Do Consumer subsidies puff up buying power, which artificially increases demand, which raises prices?
By William Knoop,  Fri Nov 13 2009, 07:42
Joe,
In Short, I believe the answer to all of your questions is Yes.

As Realtors I am not sure that's the politically correct answer, but you cannot help but wonder, if we let home prices naturally level off, wouldn’t we make home ownership more affordable for more people?
By JOE RUNFOLA, ITI,  Sat Nov 14 2009, 09:29
At some point the government needs to let the market stand on its own. Clearly somewhere down the road we have to pay for these subsidies. That means a larger deficit ,or somewhere down the line higher taxes. I hope once this program has had its impact that the housing market would be on a self sustainable path
By Irena Popilevsky,  Sat Nov 14 2009, 09:51
Good Information Rosemarie.
It may be true that at some point the government needs to let the market stand on its own but maybe just not yet.

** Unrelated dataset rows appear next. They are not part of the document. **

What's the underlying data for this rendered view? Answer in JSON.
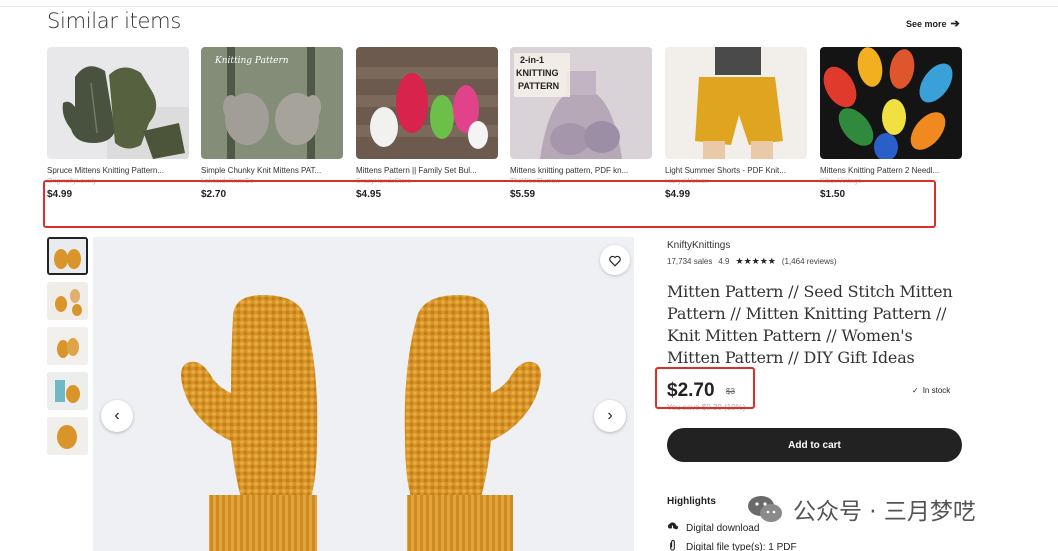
{
  "similar": {
    "title": "Similar items",
    "see_more": "See more",
    "items": [
      {
        "title": "Spruce Mittens Knitting Pattern...",
        "shop": "OriginallyLovely",
        "price": "$4.99"
      },
      {
        "title": "Simple Chunky Knit Mittens PAT...",
        "shop": "LakesideKnitsCo",
        "price": "$2.70"
      },
      {
        "title": "Mittens Pattern || Family Set Bul...",
        "shop": "CrazyHandsStore",
        "price": "$4.95"
      },
      {
        "title": "Mittens knitting pattern, PDF kn...",
        "shop": "TheWoolBurrow",
        "price": "$5.59"
      },
      {
        "title": "Light Summer Shorts - PDF Knit...",
        "shop": "HanyaWatson",
        "price": "$4.99"
      },
      {
        "title": "Mittens Knitting Pattern 2 Needl...",
        "shop": "KibouVintage",
        "price": "$1.50"
      }
    ],
    "thumb_text": {
      "knitting_pattern": "Knitting Pattern",
      "two_in_one": "2-in-1 KNITTING PATTERN"
    }
  },
  "product": {
    "shop_name": "KniftyKnittings",
    "sales": "17,734 sales",
    "rating": "4.9",
    "stars": "★★★★★",
    "reviews": "(1,464 reviews)",
    "title": "Mitten Pattern // Seed Stitch Mitten Pattern // Mitten Knitting Pattern // Knit Mitten Pattern // Women's Mitten Pattern // DIY Gift Ideas",
    "price": "$2.70",
    "original_price": "$3",
    "you_save": "You save $0.30 (10%)",
    "stock": "In stock",
    "add_to_cart": "Add to cart",
    "highlights_label": "Highlights",
    "highlights": [
      {
        "icon": "download-icon",
        "text": "Digital download"
      },
      {
        "icon": "paperclip-icon",
        "text": "Digital file type(s): 1 PDF"
      }
    ]
  },
  "gallery": {
    "prev_icon": "‹",
    "next_icon": "›"
  },
  "watermark": {
    "text": "公众号 · 三月梦呓"
  },
  "colors": {
    "highlight_box": "#d9302c",
    "mitten_yellow": "#d9952a",
    "button_dark": "#222222"
  }
}
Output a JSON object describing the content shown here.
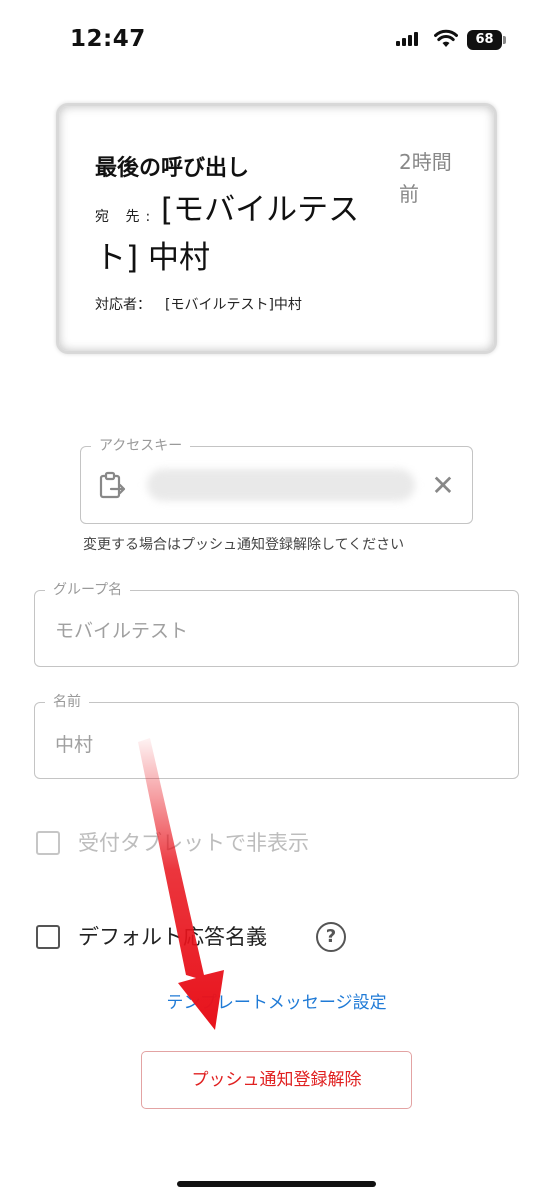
{
  "status_bar": {
    "time": "12:47",
    "battery": "68"
  },
  "call_card": {
    "title": "最後の呼び出し",
    "time_ago": "2時間前",
    "to_label": "宛 先:",
    "to_value": "[モバイルテスト] 中村",
    "handler_label": "対応者：",
    "handler_value": "[モバイルテスト]中村"
  },
  "access_key": {
    "label": "アクセスキー",
    "helper": "変更する場合はプッシュ通知登録解除してください",
    "clipboard_icon": "clipboard-paste-icon",
    "clear_icon": "close-icon"
  },
  "group": {
    "label": "グループ名",
    "value": "モバイルテスト"
  },
  "name": {
    "label": "名前",
    "value": "中村"
  },
  "checkboxes": {
    "hide_on_tablet": "受付タブレットで非表示",
    "default_responder": "デフォルト応答名義"
  },
  "help_icon": "?",
  "template_link": "テンプレートメッセージ設定",
  "unregister_button": "プッシュ通知登録解除",
  "colors": {
    "link": "#1f7ad6",
    "danger": "#e02020",
    "annotation_arrow": "#e8121b"
  }
}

When our economy changes for the better and unemployement rate is lower then it is now then yes, they should let it be. Yes incentives are driving the real estate market these days.
By Highway4,  Sat Nov 14 2009, 14:41
I would answer yes to all the above questions . My concern is the tax credits on all the subsidies not only Real Estate but , also all Goverment based tax credit programs . Where is the money coming from ? IRS ! Personally I don"t think tax payers are fully aware of the methods being used here . Sorry ! Does mom and pops store have a bail out program ? The economy will never recover on hand outs .
By JOE RUNFOLA, ITI,  Sun Nov 15 2009, 07:03
I agree Highway, less government, more free market.